L’interpretazione teologica di Matteo
Le beatitudini di Matteo sono state paragonate ad un maestoso atrio che introduce alla “cattedrale” del discorso della montagna, dove tratterà tre argomenti fondamentali: la nuova legge, la nuova giustizia e la ricerca esclusiva del Regno.
Ci si è chiesto se la beatitudine annunciata deve essere intesa come futura ( “saranno” ) oppure come presente (“sono”): la risposta è che la beatitudine va intesa “ora”, al presente, come suggeriscono la prima e l’ultima beatitudine: “Beati i poveri in spirito, perché di essi è il Regno dei cieli” e “Beati i perseguitati per causa della giustizia, perché di essi è il Regno dei cieli”. Anche nel commento alla beatitudine finale, la gioia è chiaramente attualizzata: “Rallegratevi ed esultate, perché grande è la vostra ricompensa nei cieli”. Quindi, anche in Matteo la tensione verso il futuro non esclude affatto un’esperienza attuale già fin d’ora “beatificante”; anzi, proprio quella tensione, operando efficacemente nel presente e assorbendolo, col pensiero, il desiderio, l’attesa nei beni futuri della salvezza, in qualche modo ne anticipa l’esperienza e la partecipazione. La dottrina del discepolo di Gesù come “beato” cittadino del cielo trova dunque il suo primo abbozzo proprio nella martellante proclamazione delle beatitudini: “beati” sono ora!
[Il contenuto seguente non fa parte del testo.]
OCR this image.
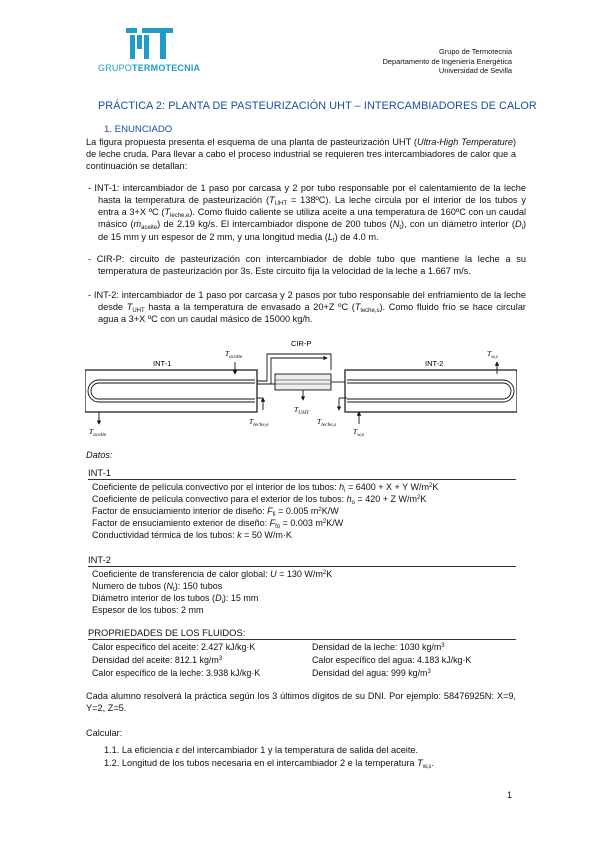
GRUPOTERMOTECNIA
Grupo de Termotecnia
Departamento de Ingeniería Energética
Universidad de Sevilla
PRÁCTICA 2: PLANTA DE PASTEURIZACIÓN UHT – INTERCAMBIADORES DE CALOR
1. ENUNCIADO
La figura propuesta presenta el esquema de una planta de pasteurización UHT (Ultra-High Temperature) de leche cruda. Para llevar a cabo el proceso industrial se requieren tres intercambiadores de calor que a continuación se detallan:
- INT-1: intercambiador de 1 paso por carcasa y 2 por tubo responsable por el calentamiento de la leche hasta la temperatura de pasteurización ($T_{UHT}$ = 138ºC). La leche circula por el interior de los tubos y entra a 3+X ºC $(T_{leche,e})$. Como fluido caliente se utiliza aceite a una temperatura de 160ºC con un caudal másico (ṁ$_{aceite}$) de 2.19 kg/s. El intercambiador dispone de 200 tubos $(N_t)$, con un diámetro interior $(D_i)$ de 15 mm y un espesor de 2 mm, y una longitud media $(L_t)$ de 4.0 m.
- CIR-P: circuito de pasteurización con intercambiador de doble tubo que mantiene la leche a su temperatura de pasteurización por 3s. Este circuito fija la velocidad de la leche a 1.667 m/s.
- INT-2: intercambiador de 1 paso por carcasa y 2 pasos por tubo responsable del enfriamiento de la leche desde $T_{UHT}$ hasta a la temperatura de envasado a 20+Z ºC $(T_{leche,s})$. Como fluido frío se hace circular agua a 3+X ºC con un caudal másico de 15000 kg/h.
INT-1
$T_{aceite}$
$T_{aceite}$
$T_{leche,e}$
CIR-P
$T_{UHT}$
INT-2
$T_{w,s}$
$T_{w,e}$
$T_{leche,s}$
Datos:
INT-1
Coeficiente de película convectivo por el interior de los tubos: $h_i = 6400 + X + Y$ $W/m^2K$
Coeficiente de película convectivo para el exterior de los tubos: $h_o = 420 + Z$ $W/m^2K$
Factor de ensuciamiento interior de diseño: $F_{fi} = 0.005$ $m^2K/W$
Factor de ensuciamiento exterior de diseño: $F_{fo} = 0.003$ $m^2K/W$
Conductividad térmica de los tubos: k = 50 W/m·K
INT-2
Coeficiente de transferencia de calor global: U = 130 $W/m^2K$
Numero de tubos $(N_t)$: 150 tubos
Diámetro interior de los tubos $(D_i)$: 15 mm
Espesor de los tubos: 2 mm
PROPRIEDADES DE LOS FLUIDOS:
Calor específico del aceite: 2.427 kJ/kg·K
Densidad del aceite: 812.1 $kg/m^3$
Calor específico de la leche: 3.938 kJ/kg·K
Densidad de la leche: 1030 $kg/m^3$
Calor específico del agua: 4.183 kJ/kg·K
Densidad del agua: 999 $kg/m^3$
Cada alumno resolverá la práctica según los 3 últimos dígitos de su DNI. Por ejemplo: 58476925N: X=9, Y=2, Z=5.
Calcular:
1.1. La eficiencia ε del intercambiador 1 y la temperatura de salida del aceite.
1.2. Longitud de los tubos necesaria en el intercambiador 2 e la temperatura $T_{w,s}$.
1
Inoltre, la dimensione cristologica delle beatitudini è evidente fin dalle prime righe del testo, dove si nota in Matteo la preoccupazione di legare strettamente alla persona di Gesù la proclamazione delle “beatitudini”. Il monte da dove Gesù proclama le beatitudini è il nuovo Sinai ed Egli il nuovo Mosè che proclama la nuova Legge. La figura di Gesù campeggia vigorosamente al centro delle singole “beatitudini”, che si rivelano un incontro personale con Cristo, in una specie anticipata “parusia” escatologica (venuta finale); col Cristo “povero”, col Cristo mite e umile di cuore, col Cristo perseguitato. Se si guarda in fondo, nelle “beatitudini” è Gesù stesso che si nasconde; accogliendole nella sua vita, il discepolo ha realmente accolto Cristo. Perciò è salvo.
I santi sono le creature “miti” e “povere”, “assetate” di salvezza, che hanno accolto l’annuncio di Gesù, che su di lui hanno modellato la propria vita, trasformandola, attraverso la “povertà” volontaria, la ricerca amorosa della “bontà”, la fedeltà eroica, in una tenace tensione al mondo divino; che infine sono riusciti a far della vita terrena un anticipo dell’esperienza finale in cielo, vivendo il messaggio delle “beatitudini” in unione d’amore e di fede con Cristo. E proprio per questo proposti dalla Chiesa alla nostra attenzione, affinché impariamo da loro, e otteniamo da loro di accogliere con umile gioia l’annuncio, di adattarvi coraggiosamente la vita, e di viverlo in Cristo.
Bibliografia consultata: Laconi, 1971.